Employer-Based Wellness Programs
Health care reform encourages the use of employer based wellness program. The Department of Health and Human Services, the Department of Labor and the Department of Treasury jointly released proposed rules on wellness programs effective for plan years starting on or after January 1, 2014.
Workplace Wellness Programs. The rule supports the use of workplace wellness programs which are available without regard to an individual's health status. These types of programs include things such as fitness membership reimbursement, rewards for health risk assessment completion and participation in health seminars.
Health-Based Wellness Programs. The proposed rules set forth new standards for nondiscriminatory health contingent wellness programs which require individuals to meet specific standards related to their health to obtain a reward. These programs must
1. Be reasonably designed to promote health or prevent disease. The program must offer a different, reasonable means of qualifying for the reward to anyone who cannot meet the standard based on the screening. The program must not be overly burdensome; and
2. Be reasonably designed to be available to all similarly situated individuals. Alternative means of qualifying for the reward have to be offered to individuals whose medical conditions make it difficult or inadvisable to meet the health-releated standard.

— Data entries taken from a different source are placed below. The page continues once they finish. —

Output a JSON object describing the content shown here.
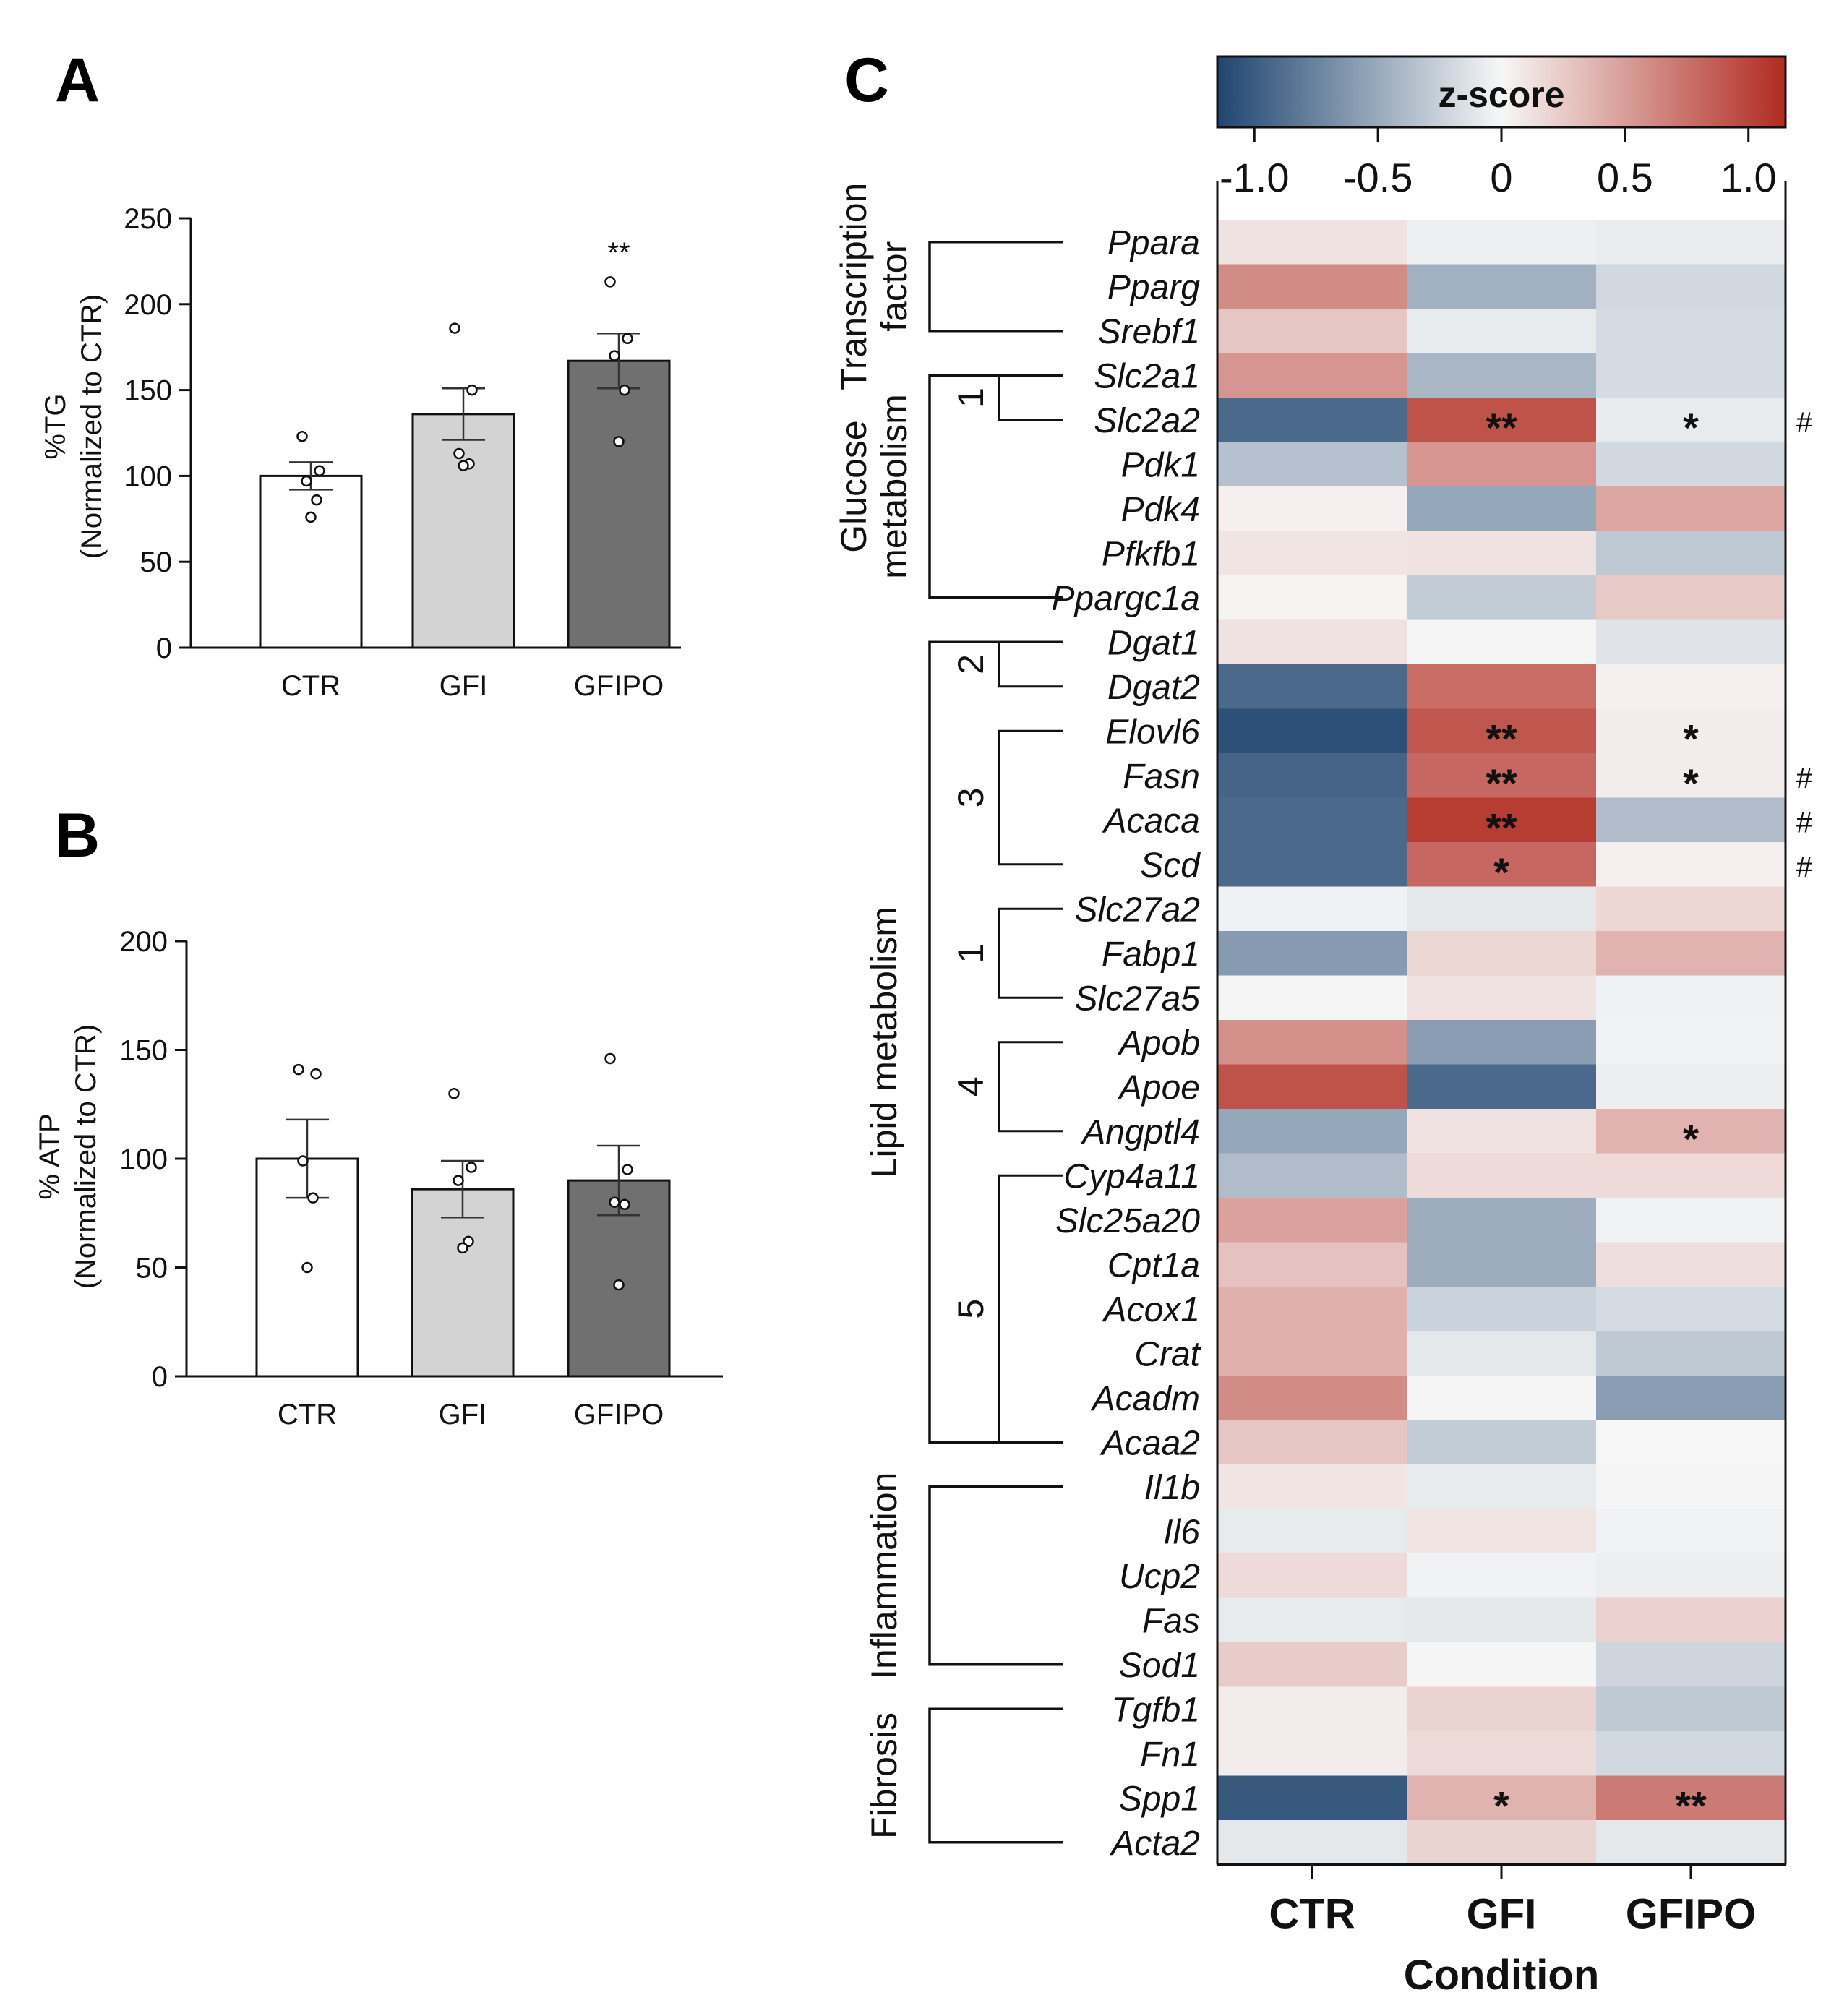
{
  "panels": {
    "a": "A",
    "b": "B",
    "c": "C"
  },
  "colors": {
    "neg": "#1f4570",
    "mid": "#f7f7f7",
    "pos": "#b12a1f",
    "bar_ctr": "#ffffff",
    "bar_gfi": "#d3d3d3",
    "bar_gfipo": "#707070"
  },
  "chart_data": [
    {
      "type": "bar",
      "panel": "A",
      "ylabel_line1": "%TG",
      "ylabel_line2": "(Normalized to CTR)",
      "categories": [
        "CTR",
        "GFI",
        "GFIPO"
      ],
      "values": [
        100,
        136,
        167
      ],
      "sem": [
        8,
        15,
        16
      ],
      "points": [
        [
          123,
          103,
          97,
          86,
          76
        ],
        [
          186,
          150,
          113,
          107,
          106
        ],
        [
          213,
          180,
          170,
          150,
          120
        ]
      ],
      "significance": [
        "",
        "",
        "**"
      ],
      "ylim": [
        0,
        250
      ],
      "yticks": [
        0,
        50,
        100,
        150,
        200,
        250
      ],
      "tick_labels": [
        "0",
        "50",
        "100",
        "150",
        "200",
        "250"
      ]
    },
    {
      "type": "bar",
      "panel": "B",
      "ylabel_line1": "% ATP",
      "ylabel_line2": "(Normalized to CTR)",
      "categories": [
        "CTR",
        "GFI",
        "GFIPO"
      ],
      "values": [
        100,
        86,
        90
      ],
      "sem": [
        18,
        13,
        16
      ],
      "points": [
        [
          141,
          139,
          99,
          82,
          50
        ],
        [
          130,
          96,
          90,
          62,
          59
        ],
        [
          146,
          95,
          80,
          79,
          42
        ]
      ],
      "significance": [
        "",
        "",
        ""
      ],
      "ylim": [
        0,
        200
      ],
      "yticks": [
        0,
        50,
        100,
        150,
        200
      ],
      "tick_labels": [
        "0",
        "50",
        "100",
        "150",
        "200"
      ]
    },
    {
      "type": "heatmap",
      "panel": "C",
      "xlabel": "Condition",
      "columns": [
        "CTR",
        "GFI",
        "GFIPO"
      ],
      "colorbar": {
        "title": "z-score",
        "min": -1.15,
        "max": 1.15,
        "ticks": [
          -1.0,
          -0.5,
          0,
          0.5,
          1.0
        ],
        "tick_labels": [
          "-1.0",
          "-0.5",
          "0",
          "0.5",
          "1.0"
        ]
      },
      "rows": [
        {
          "gene": "Ppara",
          "values": [
            0.12,
            -0.05,
            -0.07
          ],
          "sig": [
            "",
            "",
            ""
          ],
          "hash": ""
        },
        {
          "gene": "Pparg",
          "values": [
            0.6,
            -0.45,
            -0.2
          ],
          "sig": [
            "",
            "",
            ""
          ],
          "hash": ""
        },
        {
          "gene": "Srebf1",
          "values": [
            0.28,
            -0.08,
            -0.18
          ],
          "sig": [
            "",
            "",
            ""
          ],
          "hash": ""
        },
        {
          "gene": "Slc2a1",
          "values": [
            0.55,
            -0.42,
            -0.18
          ],
          "sig": [
            "",
            "",
            ""
          ],
          "hash": ""
        },
        {
          "gene": "Slc2a2",
          "values": [
            -0.92,
            0.92,
            -0.08
          ],
          "sig": [
            "",
            "**",
            "*"
          ],
          "hash": "#"
        },
        {
          "gene": "Pdk1",
          "values": [
            -0.35,
            0.55,
            -0.2
          ],
          "sig": [
            "",
            "",
            ""
          ],
          "hash": ""
        },
        {
          "gene": "Pdk4",
          "values": [
            0.04,
            -0.52,
            0.45
          ],
          "sig": [
            "",
            "",
            ""
          ],
          "hash": ""
        },
        {
          "gene": "Pfkfb1",
          "values": [
            0.1,
            0.12,
            -0.3
          ],
          "sig": [
            "",
            "",
            ""
          ],
          "hash": ""
        },
        {
          "gene": "Ppargc1a",
          "values": [
            0.02,
            -0.28,
            0.26
          ],
          "sig": [
            "",
            "",
            ""
          ],
          "hash": ""
        },
        {
          "gene": "Dgat1",
          "values": [
            0.12,
            0.01,
            -0.12
          ],
          "sig": [
            "",
            "",
            ""
          ],
          "hash": ""
        },
        {
          "gene": "Dgat2",
          "values": [
            -0.92,
            0.78,
            0.04
          ],
          "sig": [
            "",
            "",
            ""
          ],
          "hash": ""
        },
        {
          "gene": "Elovl6",
          "values": [
            -1.08,
            0.9,
            0.06
          ],
          "sig": [
            "",
            "**",
            "*"
          ],
          "hash": ""
        },
        {
          "gene": "Fasn",
          "values": [
            -0.95,
            0.8,
            0.06
          ],
          "sig": [
            "",
            "**",
            "*"
          ],
          "hash": "#"
        },
        {
          "gene": "Acaca",
          "values": [
            -0.92,
            1.05,
            -0.38
          ],
          "sig": [
            "",
            "**",
            ""
          ],
          "hash": "#"
        },
        {
          "gene": "Scd",
          "values": [
            -0.92,
            0.8,
            0.04
          ],
          "sig": [
            "",
            "*",
            ""
          ],
          "hash": "#"
        },
        {
          "gene": "Slc27a2",
          "values": [
            -0.04,
            -0.1,
            0.18
          ],
          "sig": [
            "",
            "",
            ""
          ],
          "hash": ""
        },
        {
          "gene": "Fabp1",
          "values": [
            -0.6,
            0.18,
            0.38
          ],
          "sig": [
            "",
            "",
            ""
          ],
          "hash": ""
        },
        {
          "gene": "Slc27a5",
          "values": [
            -0.01,
            0.12,
            -0.04
          ],
          "sig": [
            "",
            "",
            ""
          ],
          "hash": ""
        },
        {
          "gene": "Apob",
          "values": [
            0.58,
            -0.58,
            -0.03
          ],
          "sig": [
            "",
            "",
            ""
          ],
          "hash": ""
        },
        {
          "gene": "Apoe",
          "values": [
            0.92,
            -0.92,
            -0.06
          ],
          "sig": [
            "",
            "",
            ""
          ],
          "hash": ""
        },
        {
          "gene": "Angptl4",
          "values": [
            -0.52,
            0.12,
            0.38
          ],
          "sig": [
            "",
            "",
            "*"
          ],
          "hash": ""
        },
        {
          "gene": "Cyp4a11",
          "values": [
            -0.38,
            0.16,
            0.16
          ],
          "sig": [
            "",
            "",
            ""
          ],
          "hash": ""
        },
        {
          "gene": "Slc25a20",
          "values": [
            0.48,
            -0.48,
            -0.03
          ],
          "sig": [
            "",
            "",
            ""
          ],
          "hash": ""
        },
        {
          "gene": "Cpt1a",
          "values": [
            0.3,
            -0.48,
            0.14
          ],
          "sig": [
            "",
            "",
            ""
          ],
          "hash": ""
        },
        {
          "gene": "Acox1",
          "values": [
            0.4,
            -0.24,
            -0.18
          ],
          "sig": [
            "",
            "",
            ""
          ],
          "hash": ""
        },
        {
          "gene": "Crat",
          "values": [
            0.4,
            -0.1,
            -0.3
          ],
          "sig": [
            "",
            "",
            ""
          ],
          "hash": ""
        },
        {
          "gene": "Acadm",
          "values": [
            0.6,
            -0.01,
            -0.58
          ],
          "sig": [
            "",
            "",
            ""
          ],
          "hash": ""
        },
        {
          "gene": "Acaa2",
          "values": [
            0.28,
            -0.28,
            0.0
          ],
          "sig": [
            "",
            "",
            ""
          ],
          "hash": ""
        },
        {
          "gene": "Il1b",
          "values": [
            0.1,
            -0.08,
            0.01
          ],
          "sig": [
            "",
            "",
            ""
          ],
          "hash": ""
        },
        {
          "gene": "Il6",
          "values": [
            -0.08,
            0.1,
            -0.03
          ],
          "sig": [
            "",
            "",
            ""
          ],
          "hash": ""
        },
        {
          "gene": "Ucp2",
          "values": [
            0.16,
            -0.03,
            -0.06
          ],
          "sig": [
            "",
            "",
            ""
          ],
          "hash": ""
        },
        {
          "gene": "Fas",
          "values": [
            -0.08,
            -0.1,
            0.22
          ],
          "sig": [
            "",
            "",
            ""
          ],
          "hash": ""
        },
        {
          "gene": "Sod1",
          "values": [
            0.24,
            -0.01,
            -0.22
          ],
          "sig": [
            "",
            "",
            ""
          ],
          "hash": ""
        },
        {
          "gene": "Tgfb1",
          "values": [
            0.06,
            0.2,
            -0.3
          ],
          "sig": [
            "",
            "",
            ""
          ],
          "hash": ""
        },
        {
          "gene": "Fn1",
          "values": [
            0.06,
            0.16,
            -0.2
          ],
          "sig": [
            "",
            "",
            ""
          ],
          "hash": ""
        },
        {
          "gene": "Spp1",
          "values": [
            -1.02,
            0.38,
            0.7
          ],
          "sig": [
            "",
            "*",
            "**"
          ],
          "hash": ""
        },
        {
          "gene": "Acta2",
          "values": [
            -0.1,
            0.2,
            -0.1
          ],
          "sig": [
            "",
            "",
            ""
          ],
          "hash": ""
        }
      ],
      "groups": [
        {
          "lines": [
            "Transcription",
            "factor"
          ],
          "first": 0,
          "last": 2
        },
        {
          "lines": [
            "Glucose",
            "metabolism"
          ],
          "first": 3,
          "last": 8
        },
        {
          "lines": [
            "Lipid metabolism"
          ],
          "first": 9,
          "last": 27
        },
        {
          "lines": [
            "Inflammation"
          ],
          "first": 28,
          "last": 32
        },
        {
          "lines": [
            "Fibrosis"
          ],
          "first": 33,
          "last": 36
        }
      ],
      "clusters": [
        {
          "label": "1",
          "first": 3,
          "last": 4
        },
        {
          "label": "2",
          "first": 9,
          "last": 10
        },
        {
          "label": "3",
          "first": 11,
          "last": 14
        },
        {
          "label": "1",
          "first": 15,
          "last": 17
        },
        {
          "label": "4",
          "first": 18,
          "last": 20
        },
        {
          "label": "5",
          "first": 21,
          "last": 27
        }
      ]
    }
  ]
}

The rule requires a notice to be distributed describing the opportunity to qualify for the reward through alternative means. It also follows changes set forth in the Affordable Care Act that increase the maximum award from 20% to 30% of the cost of health coverage and further increase the reward to as much as 50% for wellness programs related to reducing tobacco use.
These new proposed rules provide new, specific guidance for employers and insurance companies as the implementation of health care reform moves forward.